In a recent decision, the District Court for the Southern District of California held that despite not having direct evidence of misappropriation, a company’s lack of experience in the particular industry coupled with its behavior during business negotiations were sufficient to state a claim that a competing product misappropriated trade secrets under the Defend Trade Secrets Act (DTSA) and to defeat a motion to dismiss. Applied Biological Laboratories (ABL), a biotechnology company that researches, develops, manufacturers, and distributes healthcare products, developed an antiviral nasal technology using immunoglobulin G, a common antibody in body fluids. ABL’s antiviral nasal spray is effective against rhinoviruses and novel respiratory pathogens, such as COVID-19. With an application to the mouth and nose, the antiviral spray aids in naturally flushing pathogens and foreign particles in the digestive tract.

In 2017, ABL engaged a private equity fund manager—and its operating partner Anthony Zolezzi—to explore business opportunities. Zolezzi had no prior experience with antiviral nasal spray technology but was particularly curious in ABL’s product. To protect its confidential and proprietary information, ABL (1) had Zolezzi sign two NDAs prohibiting him from using ABL’s proprietary information for any purpose other than to evaluate its business; (2) installed a document control system and limited access to users with company-issued usernames and passwords; and (3) created a password-protected data room that housed more than 90 confidential and proprietary documents. The relationship ended unsuccessfully in 2018. Thereafter, Zolezzi became the CEO of another biotechnology company, Diomics Corporation, which also had no prior experience in the antiviral spray field. Diomics developed an antiviral nasal spray with the same technology.

ABL sued Diomics and Zolezzi for trade secret misappropriation under DTSA and unfair competition under California state law. ABL alleged that Zolezzi misappropriated more than 90 confidential and proprietary files. The files included ABL’s detailed business plans and documents disclosing ABL’s scientific testing results, experimental designs, patent applications, formulations, manufacturing processes, and marketing strategies.

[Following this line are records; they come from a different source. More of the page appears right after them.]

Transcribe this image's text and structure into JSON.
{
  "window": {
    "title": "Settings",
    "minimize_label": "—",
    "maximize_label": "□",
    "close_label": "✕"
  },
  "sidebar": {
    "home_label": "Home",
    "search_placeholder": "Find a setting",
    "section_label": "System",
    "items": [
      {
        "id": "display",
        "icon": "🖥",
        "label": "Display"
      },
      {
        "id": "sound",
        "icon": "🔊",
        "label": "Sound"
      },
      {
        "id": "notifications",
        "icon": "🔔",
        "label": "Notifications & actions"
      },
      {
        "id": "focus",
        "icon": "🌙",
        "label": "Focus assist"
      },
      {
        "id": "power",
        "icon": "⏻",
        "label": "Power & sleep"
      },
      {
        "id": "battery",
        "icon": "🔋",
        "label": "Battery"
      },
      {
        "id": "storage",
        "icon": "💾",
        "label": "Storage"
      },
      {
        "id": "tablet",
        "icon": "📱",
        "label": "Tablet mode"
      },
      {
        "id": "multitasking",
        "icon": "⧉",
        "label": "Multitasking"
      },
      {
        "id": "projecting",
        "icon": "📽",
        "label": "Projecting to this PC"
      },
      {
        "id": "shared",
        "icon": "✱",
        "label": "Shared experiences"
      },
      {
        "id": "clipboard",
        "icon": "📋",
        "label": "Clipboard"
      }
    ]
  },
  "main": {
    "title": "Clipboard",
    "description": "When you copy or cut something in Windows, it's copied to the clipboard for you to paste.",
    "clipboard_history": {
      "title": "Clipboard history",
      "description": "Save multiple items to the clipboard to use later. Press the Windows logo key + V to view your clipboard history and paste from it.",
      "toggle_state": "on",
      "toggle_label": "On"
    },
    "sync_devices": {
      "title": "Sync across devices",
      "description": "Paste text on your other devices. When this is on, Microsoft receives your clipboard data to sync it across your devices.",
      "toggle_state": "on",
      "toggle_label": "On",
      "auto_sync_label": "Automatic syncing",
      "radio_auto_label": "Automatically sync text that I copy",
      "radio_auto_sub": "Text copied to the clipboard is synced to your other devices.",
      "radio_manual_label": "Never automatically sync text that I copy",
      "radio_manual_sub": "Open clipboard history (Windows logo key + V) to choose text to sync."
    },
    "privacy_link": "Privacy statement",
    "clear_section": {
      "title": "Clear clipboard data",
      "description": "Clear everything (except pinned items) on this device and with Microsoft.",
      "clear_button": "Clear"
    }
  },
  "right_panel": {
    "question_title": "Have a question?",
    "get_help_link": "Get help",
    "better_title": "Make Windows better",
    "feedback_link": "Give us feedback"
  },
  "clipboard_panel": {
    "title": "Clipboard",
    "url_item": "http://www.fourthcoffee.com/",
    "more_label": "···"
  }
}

Diomics moved for dismissal, but on September 7, 2021, the Court denied the motion as it related to the trade secret misappropriation claims. The court held that ABL had sufficiently pled that Zolezzi and Diomics misappropriated ABL’s trade secrets to launch a similar product – Zolezzi had no prior experience with antiviral nasal spray technology before working with ABL; Zolezzi displayed a heightened level of interest in ABL’s product during their business relationship;  and Diomics had no prior experience with antiviral nasal spray technology before hiring Zolezzi, yet the company was able to produce and commercialize a product that took ABL substantial time to manufacture. The court looked at the totality of the circumstances and held that the allegations were sufficient to state a claim under the DTSA.

The case stands as a reminder that many trade secret cases are viable despite the absence of direct, unambiguous evidence of misappropriation. It is also a reminder that given the complexities of business collaborations and the potential exposure of confidential or proprietary information to business partners, trade secret holders need to understand their trade secrets and must tailor its protections to fit them.

The case is Applied Biological Laboratories, Inc. v. Diomics Corporation, et al, 20CV2500 AJB LL/ (S.D. Cal.).